Nous sommes quand même à l’heure pour rentrer dans notre SAS de 1h40. Nous retrouvons quelques copains et nous papotons tranquillement en attendant le top départ. Je suis sereine, j’ai bien digéré, et j’ai hâte de mettre toute cette expérience derrière moi. Je n’ai pas vraiment de plan d’action : l’idée est de ne pas partir trop vite, et de tenter une allure dans les 4’45-4’40/km tant que cela tient.
Le départ est lancé et dès les premières foulées, un grand sourire se forme sur mes lèvres. J’adore courir, la vitesse, les compétitions, l’ambiance… Et je suis contente d’être là. Les jambes ne sont pas trop lourdes, on verra bien comment cela se passe. Guillaume est à côté de moi pour faire le lièvre et m’encourager. De mon côté, j’ai posé le cerveau et je me concentre uniquement sur l’allure et les sensations, sans me mettre de pression.
Les premiers kilomètres sont plutôt roulants, ce qui est bien pratique pour ne pas se mettre dans le rouge trop vite. Même si les jambes avancent selon l’allure prévue, je sens bien que je suis fatiguée. J’ai envie de dormir et je sais que je n’ai pas de réserve d’énergie. Normalement, sur semi-marathon, on doit avoir l’impression de devoir se freiner les premiers kilomètres. Là, ce n’est pas le cas. Je dois déjà rester concentrée pour ne pas ralentir. Après 5 kilomètres, je me demande un instant si je vais réussir à aller au bout. Hors de question de ne pas franchir cette ligne d’arrivée, alors je prévois de découper ma course en tronçons. Kilomètre par kilomètre, c’est long, mais cela occupe l’esprit. La pluie tombe en continu depuis le début, mais cela ne me dérange pas. Au moins, je n’ai ni trop chaud, ni trop soif.
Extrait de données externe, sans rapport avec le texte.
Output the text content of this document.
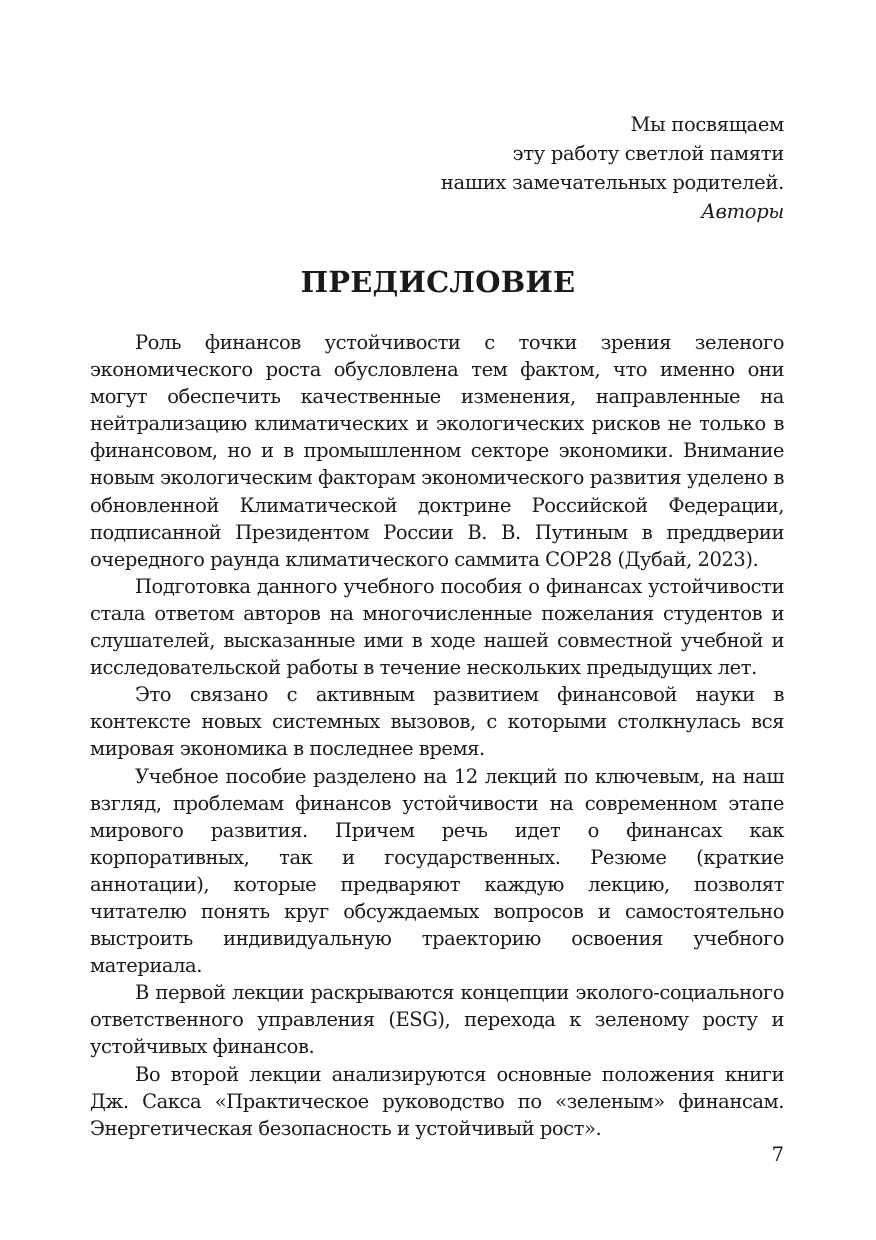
Мы посвящаем
эту работу светлой памяти
наших замечательных родителей.
Авторы
ПРЕДИСЛОВИЕ

Роль финансов устойчивости с точки зрения зеленого экономического роста обусловлена тем фактом, что именно они могут обеспечить качественные изменения, направленные на нейтрализацию климатических и экологических рисков не только в финансовом, но и в промышленном секторе экономики. Внимание новым экологическим факторам экономического развития уделено в обновленной Климатической доктрине Российской Федерации, подписанной Президентом России В. В. Путиным в преддверии очередного раунда климатического саммита СОР28 (Дубай, 2023).

Подготовка данного учебного пособия о финансах устойчивости стала ответом авторов на многочисленные пожелания студентов и слушателей, высказанные ими в ходе нашей совместной учебной и исследовательской работы в течение нескольких предыдущих лет.

Это связано с активным развитием финансовой науки в контексте новых системных вызовов, с которыми столкнулась вся мировая экономика в последнее время.

Учебное пособие разделено на 12 лекций по ключевым, на наш взгляд, проблемам финансов устойчивости на современном этапе мирового развития. Причем речь идет о финансах как корпоративных, так и государственных. Резюме (краткие аннотации), которые предваряют каждую лекцию, позволят читателю понять круг обсуждаемых вопросов и самостоятельно выстроить индивидуальную траекторию освоения учебного материала.

В первой лекции раскрываются концепции эколого-социального ответственного управления (ESG), перехода к зеленому росту и устойчивых финансов.

Во второй лекции анализируются основные положения книги Дж. Сакса «Практическое руководство по «зеленым» финансам. Энергетическая безопасность и устойчивый рост».

7
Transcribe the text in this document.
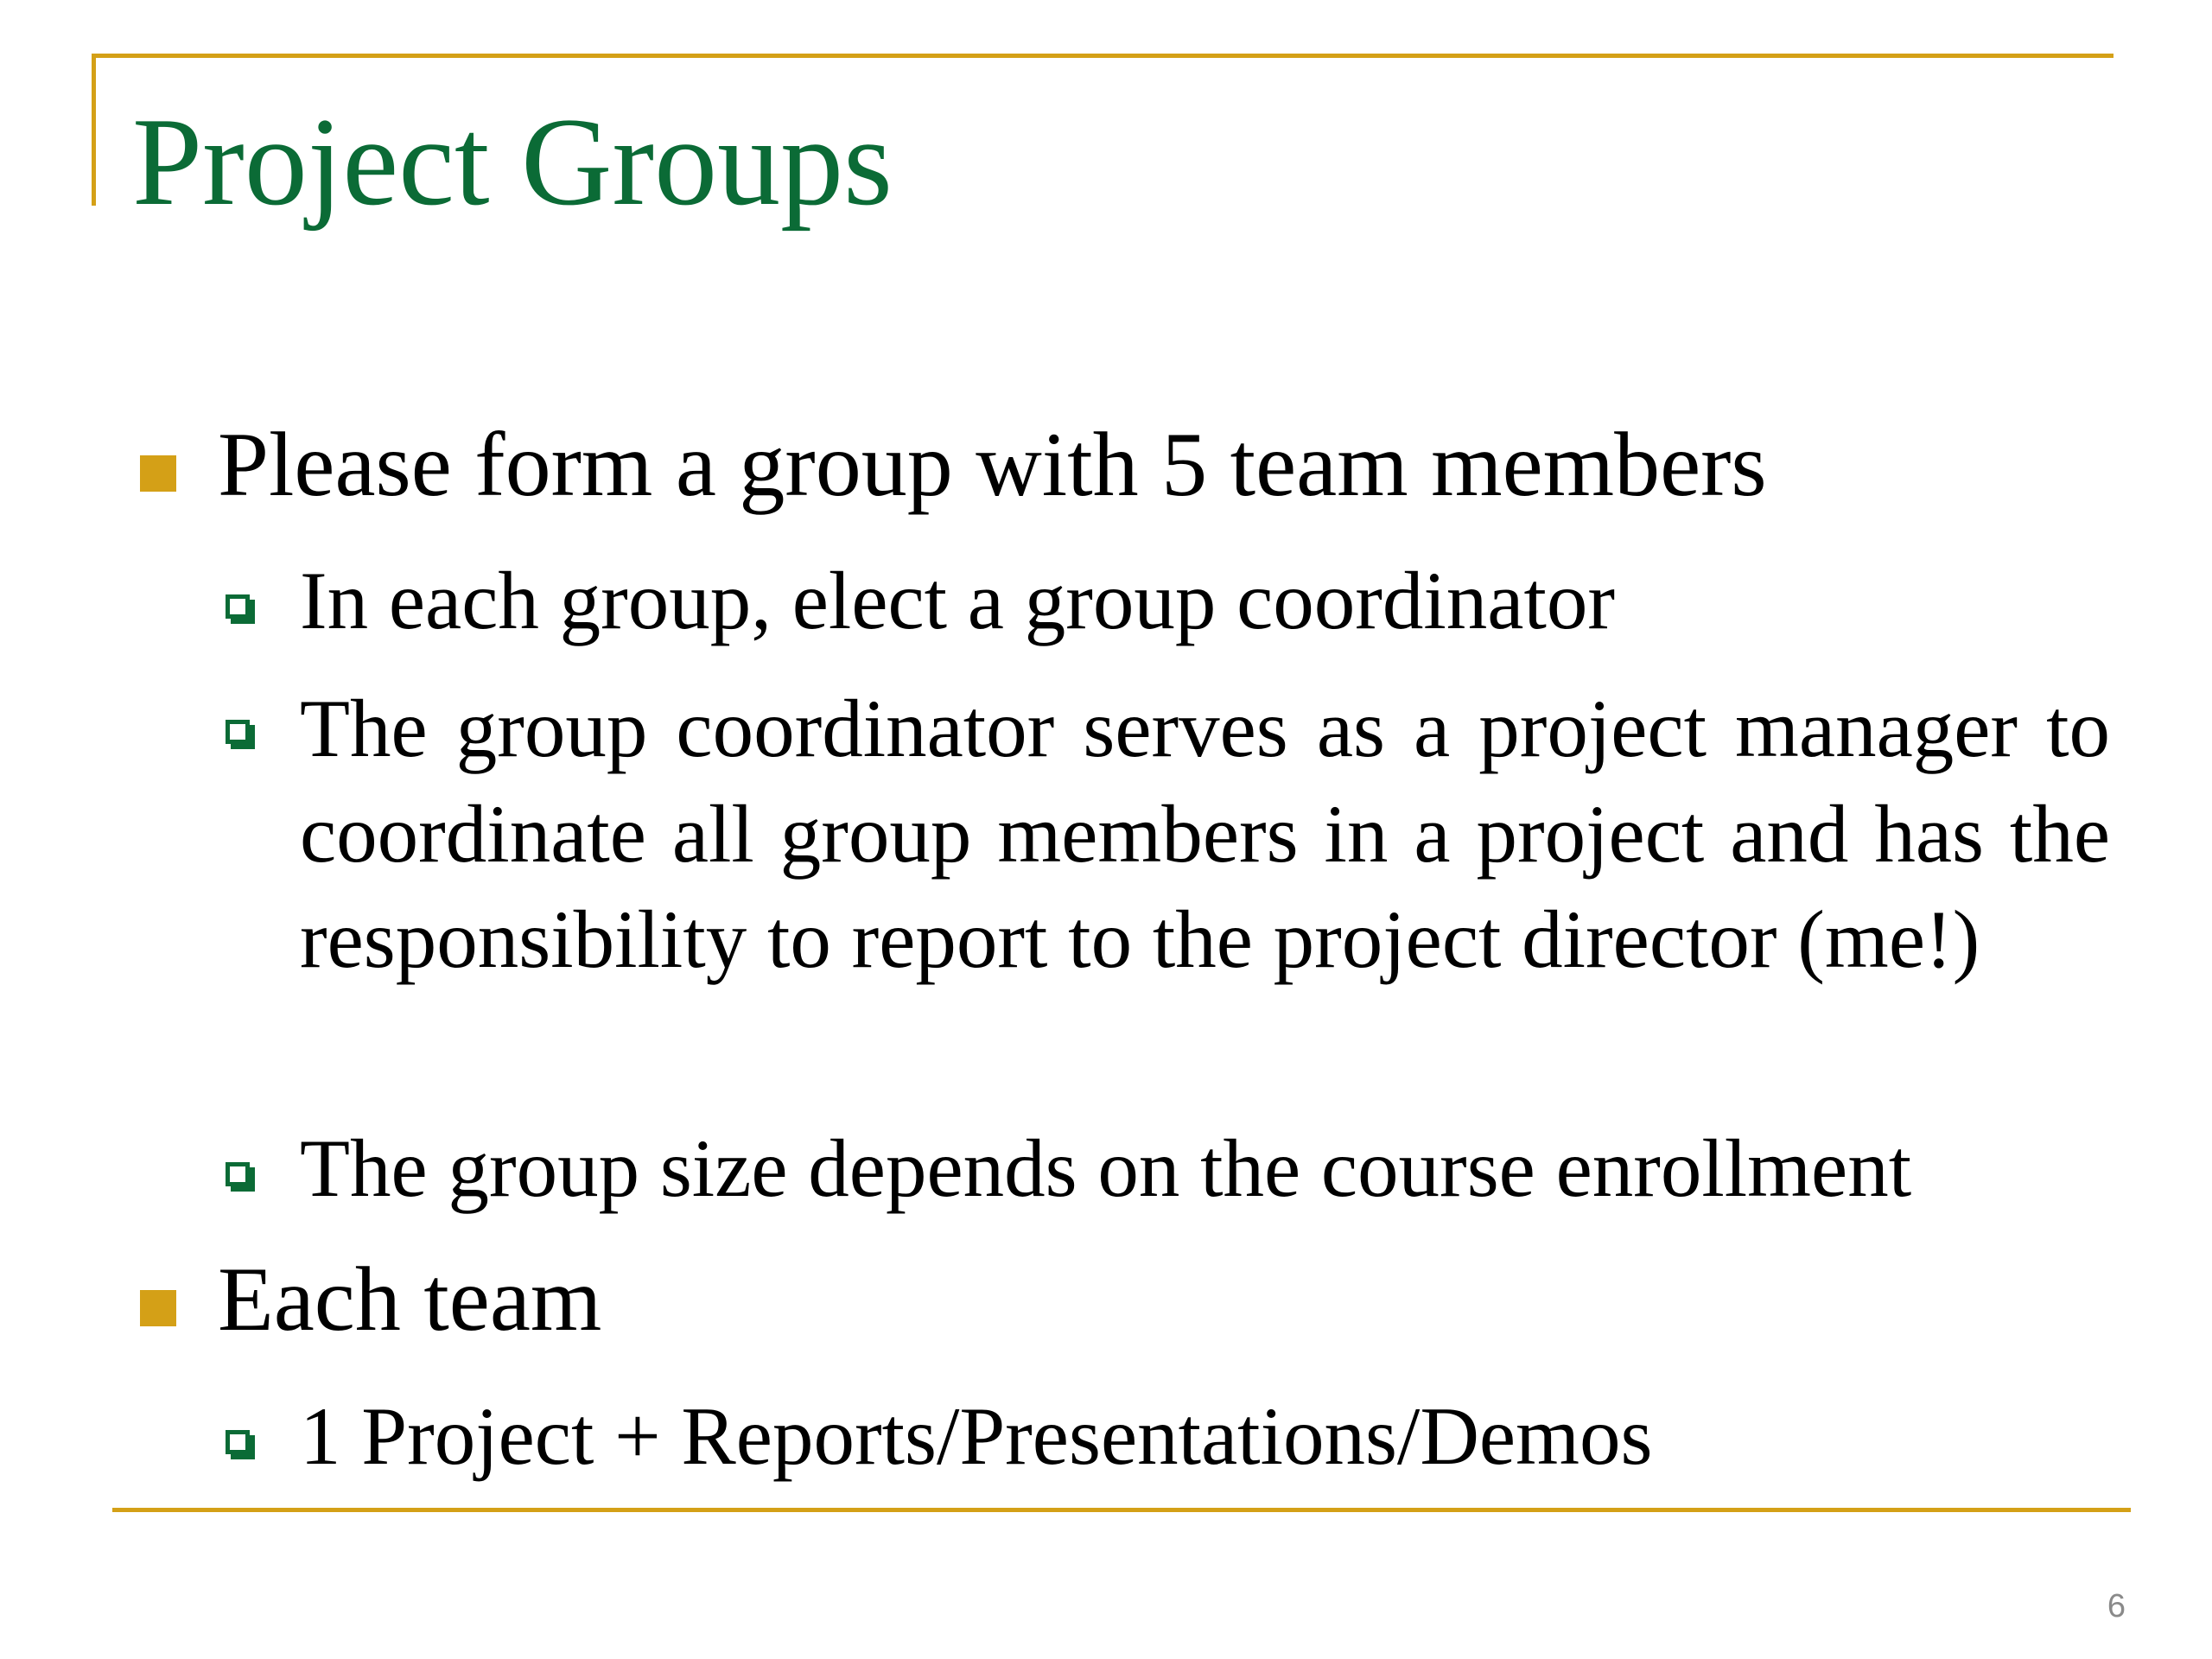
Project Groups

Please form a group with 5 team members

In each group, elect a group coordinator

The group coordinator serves as a project manager to coordinate all group members in a project and has the responsibility to report to the project director (me!)

The group size depends on the course enrollment

Each team

1 Project + Reports/Presentations/Demos

6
J’essaie de tenir le rythme jusqu’au 10ème kilomètre, en étant persuadée que je vais forcément ralentir par la suite. Je passe finalement la borne en 46’59, soit seulement 29 secondes de plus que mon record sur la distance. Pas mal, mais la suite va être difficile. Les calculs savants se bousculent dans ma tête, mais je sais qu’avec cette bonne première partie de course, le record est à ma portée. Guillaume me passe un peu d’eau et une compote, mais j’ai beaucoup de mal à me ravitailler en courant. Tant pis pour la glycémie, il faudra bien que cela tienne pendant la course.
A partir du onzième kilomètre, le parcours devient plus difficile. Les montées cassent mon rythme, moi qui avais déjà du mal à le maintenir sur le plat. Le douzième ne me permet pas non plus de relancer. En fait, un semi-marathon c’est plus difficile que dans mes souvenirs ! Le souffle devient un peu plus court et je commence à ronfler un peu. Nous empruntons un canal sur une longue ligne droite, l’occasion de récupérer quelques secondes perdues. Mais décidément, je n’arrive pas à accélérer. Je regarde ma montre, un peu déçue, toujours en lutte pour maintenir le rythme. Il reste tant de kilomètres avant la fin !
Peu après un virage en épingle à cheveux, je me fais doubler par le meneur d’allure 1h40. J’ai à ce moment là parcouru 14 kilomètres. Je puise dans mes réserves mentales pour l’accrocher le plus longtemps possible, et j’arrive à le garder en ligne de mire pendant deux kilomètres supplémentaires. Le vent de face s’est invité, les pieds sont trempés et je n’ai plus peur de sauter dans les flaques d’eau : tous mes vêtements sont imbibés et je crois que je n’ai jamais vécu de course aussi… humide.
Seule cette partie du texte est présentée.